Start programming in Python ASAP. I had lots of experience with Matlab, and some with R, and still, it was a steep learning curve. And there’s really there’s no good reason to try and pick up Python and data science simultaneously. For me hitting tons of annoying little syntax idiosyncrasies every step of the way just sapped bandwidth that would have been better used to assimilate the Data Science information we were being bombarded with on a weekly basis. Moreover, whatever you think of Python as a programming language, if you want a data science job you’d better get on board. As I was told in a job interview: “R will not get you job in Silicon Valley”. So get comfortable being uncomfortable.
What is your favorite thing you learned at The Data Incubator?
I really liked PySpark SQLContext. I thought it was a very intelligently designed tool for working with distributed data in way which felt almost like working with in-memory data.
Could you tell us about your Data Incubator Capstone project?
I made a model that looked at the relationship between Bay Area housing prices and geologic hazard. There’s actually a positive relationship between the two, suggesting that the highest value zip codes also tend to be associated with greater risk of earthquakes and landslides.
How did you come up with the idea for the project?

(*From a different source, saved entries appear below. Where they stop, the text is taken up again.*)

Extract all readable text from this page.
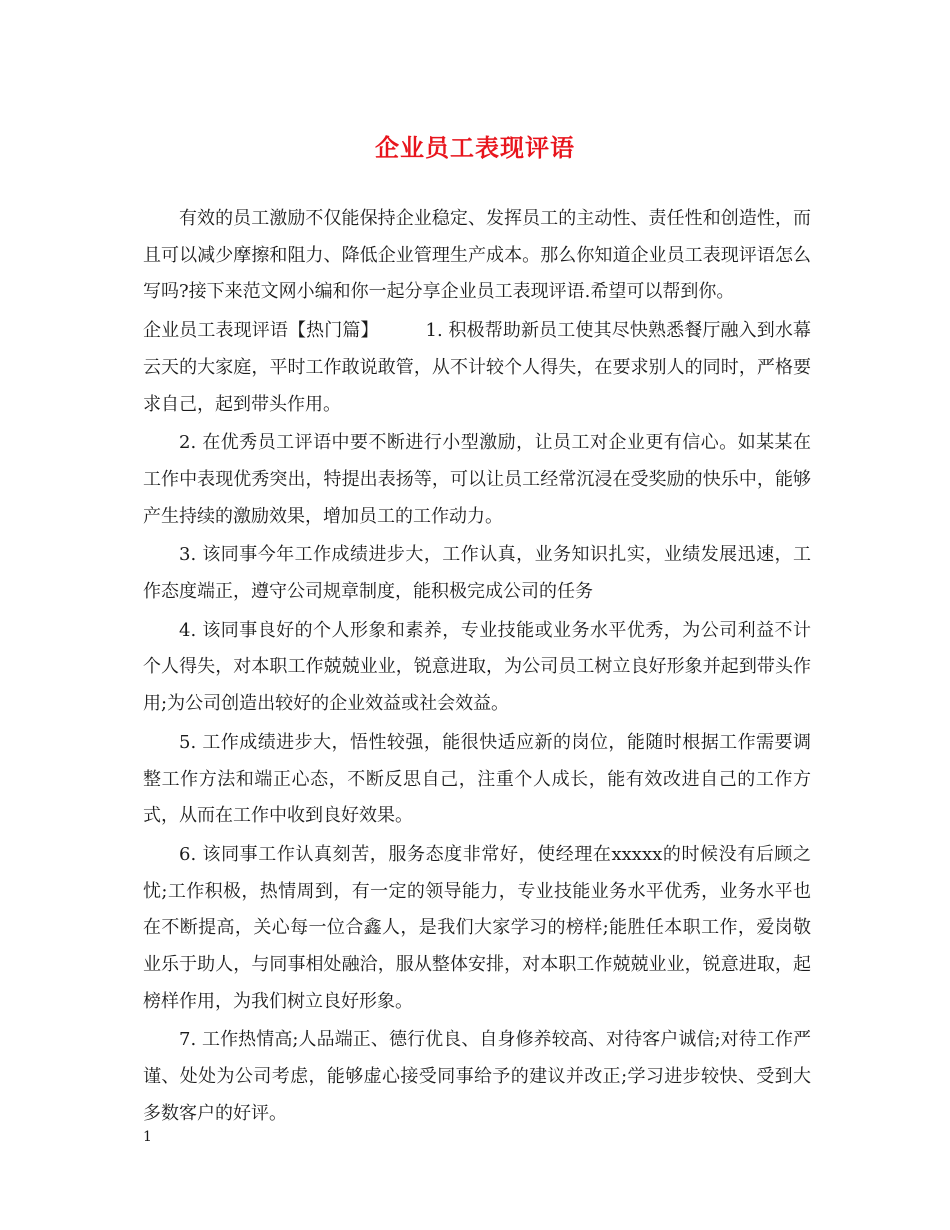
企业员工表现评语

有效的员工激励不仅能保持企业稳定、发挥员工的主动性、责任性和创造性，而且可以减少摩擦和阻力、降低企业管理生产成本。那么你知道企业员工表现评语怎么写吗?接下来范文网小编和你一起分享企业员工表现评语.希望可以帮到你。

企业员工表现评语【热门篇】        1. 积极帮助新员工使其尽快熟悉餐厅融入到水幕云天的大家庭，平时工作敢说敢管，从不计较个人得失，在要求别人的同时，严格要求自己，起到带头作用。

2. 在优秀员工评语中要不断进行小型激励，让员工对企业更有信心。如某某在工作中表现优秀突出，特提出表扬等，可以让员工经常沉浸在受奖励的快乐中，能够产生持续的激励效果，增加员工的工作动力。

3. 该同事今年工作成绩进步大，工作认真，业务知识扎实，业绩发展迅速，工作态度端正，遵守公司规章制度，能积极完成公司的任务

4. 该同事良好的个人形象和素养，专业技能或业务水平优秀，为公司利益不计个人得失，对本职工作兢兢业业，锐意进取，为公司员工树立良好形象并起到带头作用;为公司创造出较好的企业效益或社会效益。

5. 工作成绩进步大，悟性较强，能很快适应新的岗位，能随时根据工作需要调整工作方法和端正心态，不断反思自己，注重个人成长，能有效改进自己的工作方式，从而在工作中收到良好效果。

6. 该同事工作认真刻苦，服务态度非常好，使经理在xxxxx的时候没有后顾之忧;工作积极，热情周到，有一定的领导能力，专业技能业务水平优秀，业务水平也在不断提高，关心每一位合鑫人，是我们大家学习的榜样;能胜任本职工作，爱岗敬业乐于助人，与同事相处融洽，服从整体安排，对本职工作兢兢业业，锐意进取，起榜样作用，为我们树立良好形象。

7. 工作热情高;人品端正、德行优良、自身修养较高、对待客户诚信;对待工作严谨、处处为公司考虑，能够虚心接受同事给予的建议并改正;学习进步较快、受到大多数客户的好评。

1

Hiking around the Bay Area I saw million-dollar mansions being built in very steep and unlikely places. I imagined that the people building those houses were probably unaware of the risk they were taking upon themselves of their dream home sliding down the mountain.
How could others use your data?
Well, after I started the project I discovered that some folks had built a neat little app called Temblor that does something similar. The folks there are trying to disrupt the Earthquake insurance industry and improve awareness of seismic hazards. I hope they’re successful in doing so.